Rheumatoid arthritis can affect anyone at any age, but it usually develops between the ages of 30 and 50, and 70% of those affected are women. According to the National Institutes of Health, more than 1.3 million people in the United States have RA. Left untreated, RA can shorten a person's lifespan and can, within a few years, leave many of those affected too disabled to work. The course of RA and its prognosis are variable. It may develop and progress slowly or rapidly. It may go into remission in some people and in a few it may go away. Pregnant women with RA frequently have decreased symptoms during their pregnancy and worsened symptoms after giving birth.
RA is different from osteoarthritis, in which joint tissue wears down from sports or injuries.
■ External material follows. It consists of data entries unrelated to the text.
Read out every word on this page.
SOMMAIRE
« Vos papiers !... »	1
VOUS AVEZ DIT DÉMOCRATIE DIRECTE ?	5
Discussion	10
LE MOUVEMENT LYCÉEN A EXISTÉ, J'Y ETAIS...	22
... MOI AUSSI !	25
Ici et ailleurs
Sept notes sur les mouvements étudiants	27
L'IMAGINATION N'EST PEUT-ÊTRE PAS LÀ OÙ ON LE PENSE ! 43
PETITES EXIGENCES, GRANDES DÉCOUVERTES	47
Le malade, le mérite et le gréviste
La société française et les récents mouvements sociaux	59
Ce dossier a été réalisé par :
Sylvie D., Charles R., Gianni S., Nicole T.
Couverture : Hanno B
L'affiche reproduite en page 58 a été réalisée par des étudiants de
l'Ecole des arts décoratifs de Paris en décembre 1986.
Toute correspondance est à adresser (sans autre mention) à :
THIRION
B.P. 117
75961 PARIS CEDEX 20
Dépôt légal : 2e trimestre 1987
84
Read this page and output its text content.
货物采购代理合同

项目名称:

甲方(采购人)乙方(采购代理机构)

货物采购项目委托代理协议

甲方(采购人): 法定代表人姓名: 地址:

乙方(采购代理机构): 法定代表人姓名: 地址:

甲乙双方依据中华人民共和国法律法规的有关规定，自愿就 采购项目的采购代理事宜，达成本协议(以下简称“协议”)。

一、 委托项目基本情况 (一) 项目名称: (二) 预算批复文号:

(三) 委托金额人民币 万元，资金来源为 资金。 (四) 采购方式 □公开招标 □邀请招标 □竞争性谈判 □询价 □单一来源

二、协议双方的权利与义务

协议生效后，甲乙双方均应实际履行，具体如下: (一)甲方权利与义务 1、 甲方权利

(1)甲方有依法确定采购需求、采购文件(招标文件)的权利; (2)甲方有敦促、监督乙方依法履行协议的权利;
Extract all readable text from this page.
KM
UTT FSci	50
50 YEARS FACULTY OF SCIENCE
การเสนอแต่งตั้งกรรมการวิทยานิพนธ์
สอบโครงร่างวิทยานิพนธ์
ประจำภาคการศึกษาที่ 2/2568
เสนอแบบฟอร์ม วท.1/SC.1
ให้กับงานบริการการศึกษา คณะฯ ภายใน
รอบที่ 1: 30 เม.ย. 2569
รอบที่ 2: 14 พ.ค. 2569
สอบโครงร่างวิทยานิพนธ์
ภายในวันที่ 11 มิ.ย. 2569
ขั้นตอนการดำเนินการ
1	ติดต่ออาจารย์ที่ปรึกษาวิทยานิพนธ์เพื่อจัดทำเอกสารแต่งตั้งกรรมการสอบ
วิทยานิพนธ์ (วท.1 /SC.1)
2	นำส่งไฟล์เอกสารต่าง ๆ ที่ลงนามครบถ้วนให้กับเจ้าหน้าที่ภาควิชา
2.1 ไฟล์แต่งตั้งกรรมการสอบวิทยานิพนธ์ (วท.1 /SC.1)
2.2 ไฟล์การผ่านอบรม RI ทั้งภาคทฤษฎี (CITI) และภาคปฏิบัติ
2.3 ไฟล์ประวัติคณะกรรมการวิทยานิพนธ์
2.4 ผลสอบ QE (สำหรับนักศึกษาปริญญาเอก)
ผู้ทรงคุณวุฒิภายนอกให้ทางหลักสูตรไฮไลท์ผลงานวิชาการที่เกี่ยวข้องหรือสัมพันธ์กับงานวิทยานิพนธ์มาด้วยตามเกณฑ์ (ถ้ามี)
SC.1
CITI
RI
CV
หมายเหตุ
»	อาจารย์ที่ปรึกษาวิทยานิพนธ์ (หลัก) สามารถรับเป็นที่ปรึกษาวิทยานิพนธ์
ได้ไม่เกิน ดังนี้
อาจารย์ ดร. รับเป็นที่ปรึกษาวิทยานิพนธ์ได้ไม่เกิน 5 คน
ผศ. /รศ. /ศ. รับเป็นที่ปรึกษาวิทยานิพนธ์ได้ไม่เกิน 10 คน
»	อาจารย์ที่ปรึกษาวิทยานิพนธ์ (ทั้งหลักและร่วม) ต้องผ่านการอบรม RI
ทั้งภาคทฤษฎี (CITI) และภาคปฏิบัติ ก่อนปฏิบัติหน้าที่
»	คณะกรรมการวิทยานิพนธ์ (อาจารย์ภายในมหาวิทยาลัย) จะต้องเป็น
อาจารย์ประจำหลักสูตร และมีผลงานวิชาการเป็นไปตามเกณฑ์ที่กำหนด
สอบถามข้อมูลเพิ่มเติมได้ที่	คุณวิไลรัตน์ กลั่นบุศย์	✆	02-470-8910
RA usually affects joints in a balanced way—if one knee is affected, the other knee also is affected. The disease may be partly inherited through genes, but other factors are probably at work, including some kind of a trigger for the gene, perhaps bacteria or viruses. The disease is not contagious, however. Some scientists also think that changes in certain hormones may promote RA in people with certain genes who have been exposed to the triggering agent.